Justices Thomas, Kagan, Breyer, and Sotomayor dissented and argued that that 6,332 class members who received an inaccurate OFAC alert had established Article III standing. Justice Thomas, in a dissenting opinion not joined by another justice, wrote that if the statute identifies a right and provides for a recovery of damages, Article III's injury-in-fact requirement is satisfied with no specific showing of loss.
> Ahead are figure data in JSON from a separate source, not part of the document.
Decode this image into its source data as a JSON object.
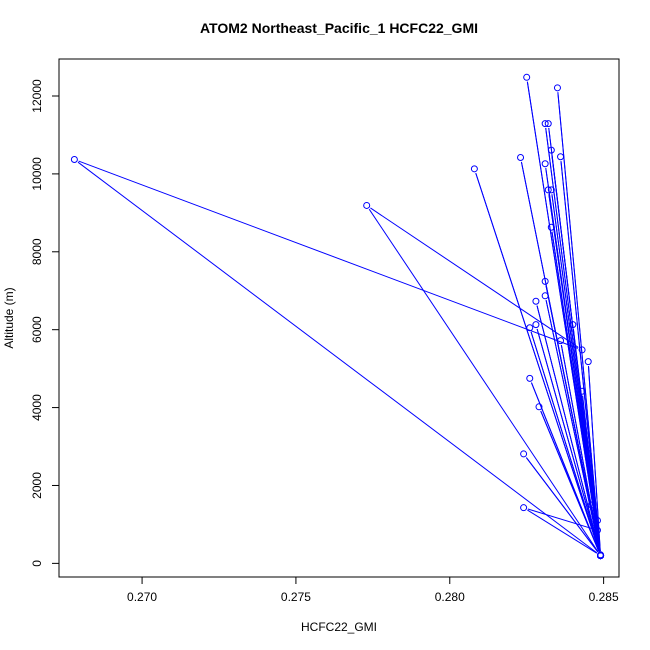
{
  "chart_data": {
    "type": "line",
    "title": "ATOM2 Northeast_Pacific_1 HCFC22_GMI",
    "xlabel": "HCFC22_GMI",
    "ylabel": "Altitude (m)",
    "xlim": [
      0.2673,
      0.2855
    ],
    "ylim": [
      -350,
      12950
    ],
    "xticks": [
      0.27,
      0.275,
      0.28,
      0.285
    ],
    "xtick_labels": [
      "0.270",
      "0.275",
      "0.280",
      "0.285"
    ],
    "yticks": [
      0,
      2000,
      4000,
      6000,
      8000,
      10000,
      12000
    ],
    "ytick_labels": [
      "0",
      "2000",
      "4000",
      "6000",
      "8000",
      "10000",
      "12000"
    ],
    "grid": false,
    "series_color": "#0000ff",
    "markers": "open-circle",
    "series": [
      {
        "x": [
          0.2849,
          0.2848,
          0.2824,
          0.2849,
          0.2824,
          0.2849,
          0.2829,
          0.2849,
          0.2826,
          0.2849,
          0.2843,
          0.2849,
          0.2845,
          0.2849,
          0.2836,
          0.2849,
          0.2826,
          0.2849,
          0.284,
          0.2849,
          0.2828,
          0.2849,
          0.2831,
          0.2849,
          0.2828,
          0.2849,
          0.2831,
          0.2849,
          0.2833,
          0.2849,
          0.2833,
          0.2849,
          0.2808,
          0.2849,
          0.2823,
          0.2849,
          0.2831,
          0.2849,
          0.2832,
          0.2849,
          0.2836,
          0.2849,
          0.2831,
          0.2849,
          0.2832,
          0.2849,
          0.2833,
          0.2849,
          0.2825,
          0.2849,
          0.2835,
          0.2849,
          0.2773,
          0.2843,
          0.2678,
          0.2849,
          0.2845,
          0.2849,
          0.2846,
          0.2849,
          0.2848,
          0.2849,
          0.2849
        ],
        "y": [
          200,
          850,
          1430,
          200,
          2810,
          200,
          4020,
          200,
          4750,
          200,
          4420,
          200,
          5180,
          200,
          5720,
          200,
          6050,
          200,
          6130,
          200,
          6130,
          200,
          6870,
          200,
          6730,
          200,
          7240,
          200,
          8630,
          200,
          9590,
          200,
          10130,
          200,
          10420,
          200,
          10260,
          200,
          11290,
          200,
          10440,
          200,
          11290,
          200,
          9590,
          200,
          10610,
          200,
          12480,
          200,
          12210,
          200,
          9190,
          5480,
          10370,
          200,
          2820,
          200,
          1500,
          200,
          1100,
          200,
          220
        ]
      }
    ]
  }
}
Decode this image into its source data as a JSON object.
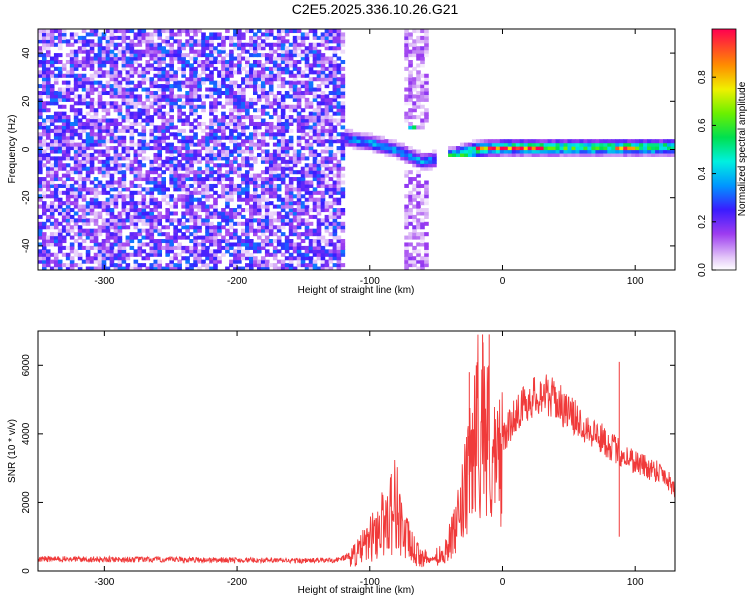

In a separate dissent, Justice Kagan, joined by Justices Breyer and Sotomayor, agreed with Justice Thomas that the 6,332 class members who received an inaccurate OFAC alert had established Article III standing, but for different reasons. They wrote that, while a statutory violation and right of action were generally sufficient to satisfy Article III's injury-in-fact requirement, there were still limits on Congress's power to define an injury for purposes of Article III. Specifically, these dissenters contended that courts must still assess whether the right of action Congress created contributes to compensating or preventing the harm at issue.

IV. Implications

In TransUnion, the Supreme Court made clear that a statutory violation, standing alone, is insufficient to give rise to the level of "concrete harm" needed for Article III standing. Instead, it is the courts' role to determine whether the harm the statutory violation is designed to prevent is rooted in "history and tradition." In doing so, the Court has created limitations on future plaintiffs bringing suits in federal court alleging only statutory violations. The result may be more consumer protection class actions filed in state courts, which have no Article III standing requirements, and more litigation regarding the appropriateness of using a federal forum in consumer protection cases.

Footnote

1. Unless otherwise cited, all quoted statements in this memorandum are taken from this decision.